The total runtime scales linearly with the sum of all n across test cases, which is efficient for typical constraints up to 10^5 or more.

Test Cases

import sys, io

def run(inp: str) -> str:
    sys.stdin = io.StringIO(inp)
    from __main__ import main
    try:
        main()
    except Exception:
        pass
    return ""  # replace if capturing output properly

# provided sample style tests (format depends on original statement)
# these are conceptual placeholders since exact samples are not shown

# minimal case
assert run("1\n1\n0\n") == "ambiguous\n", "single element"
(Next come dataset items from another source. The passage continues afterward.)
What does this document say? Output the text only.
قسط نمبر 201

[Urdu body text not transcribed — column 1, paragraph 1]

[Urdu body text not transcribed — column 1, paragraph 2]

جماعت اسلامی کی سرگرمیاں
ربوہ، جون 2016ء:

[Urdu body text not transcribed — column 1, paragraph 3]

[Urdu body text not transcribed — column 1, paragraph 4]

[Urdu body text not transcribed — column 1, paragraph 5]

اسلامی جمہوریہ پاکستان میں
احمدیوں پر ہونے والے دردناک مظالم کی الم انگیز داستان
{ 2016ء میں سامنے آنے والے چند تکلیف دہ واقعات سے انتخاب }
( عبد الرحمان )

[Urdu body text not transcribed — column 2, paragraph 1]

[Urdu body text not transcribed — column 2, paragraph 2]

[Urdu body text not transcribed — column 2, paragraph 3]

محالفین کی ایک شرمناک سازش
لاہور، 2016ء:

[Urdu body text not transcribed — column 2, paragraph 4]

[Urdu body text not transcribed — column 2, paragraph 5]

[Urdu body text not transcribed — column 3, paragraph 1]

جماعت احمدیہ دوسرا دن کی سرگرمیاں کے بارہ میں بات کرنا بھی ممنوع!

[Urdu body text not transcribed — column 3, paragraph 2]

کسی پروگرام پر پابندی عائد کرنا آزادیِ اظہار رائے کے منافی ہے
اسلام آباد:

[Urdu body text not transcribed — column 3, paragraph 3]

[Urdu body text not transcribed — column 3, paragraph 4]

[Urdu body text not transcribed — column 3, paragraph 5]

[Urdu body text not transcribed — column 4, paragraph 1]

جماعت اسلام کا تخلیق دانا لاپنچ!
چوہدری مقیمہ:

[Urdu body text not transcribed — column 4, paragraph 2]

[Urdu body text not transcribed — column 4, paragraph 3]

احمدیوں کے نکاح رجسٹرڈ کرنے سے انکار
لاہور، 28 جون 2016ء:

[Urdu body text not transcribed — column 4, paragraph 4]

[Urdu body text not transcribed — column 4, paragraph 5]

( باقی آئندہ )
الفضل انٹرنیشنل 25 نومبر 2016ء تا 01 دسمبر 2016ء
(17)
# simple valid swap structure
assert run("2\n2 1\n0\n") == "ambiguous\n", "two-cycle"

# invalid cycle
assert run("3\n2 3 1\n0\n") == "not ambiguous\n", "three-cycle"

# mixed structure valid
assert run("4\n2 1 4 3\n0\n") == "ambiguous\n", "disjoint swaps"
Test input Expected output What it validates
1 1 0 ambiguous single element base case
2 2 1 0 ambiguous correct handling of 2-cycles
3 2 3 1 0 not ambiguous rejection of 3-cycles
4 2 1 4 3 0 ambiguous multiple independent swaps

Edge Cases

For n = 1, the permutation [1] must be accepted. The algorithm checks i = 0, computes j = 0, and verifies arr[0] == 1, which holds, so it returns valid.

For a permutation composed entirely of fixed 2-cycles like [2, 1, 4, 3], every index maps back correctly after two applications. The algorithm verifies each pair independently, so no global cycle reasoning is required.

For a single large cycle such as [2, 3, 4, 1], the first index already fails the condition because following the mapping twice does not return to the start. The algorithm detects this immediately without traversing the full cycle structure.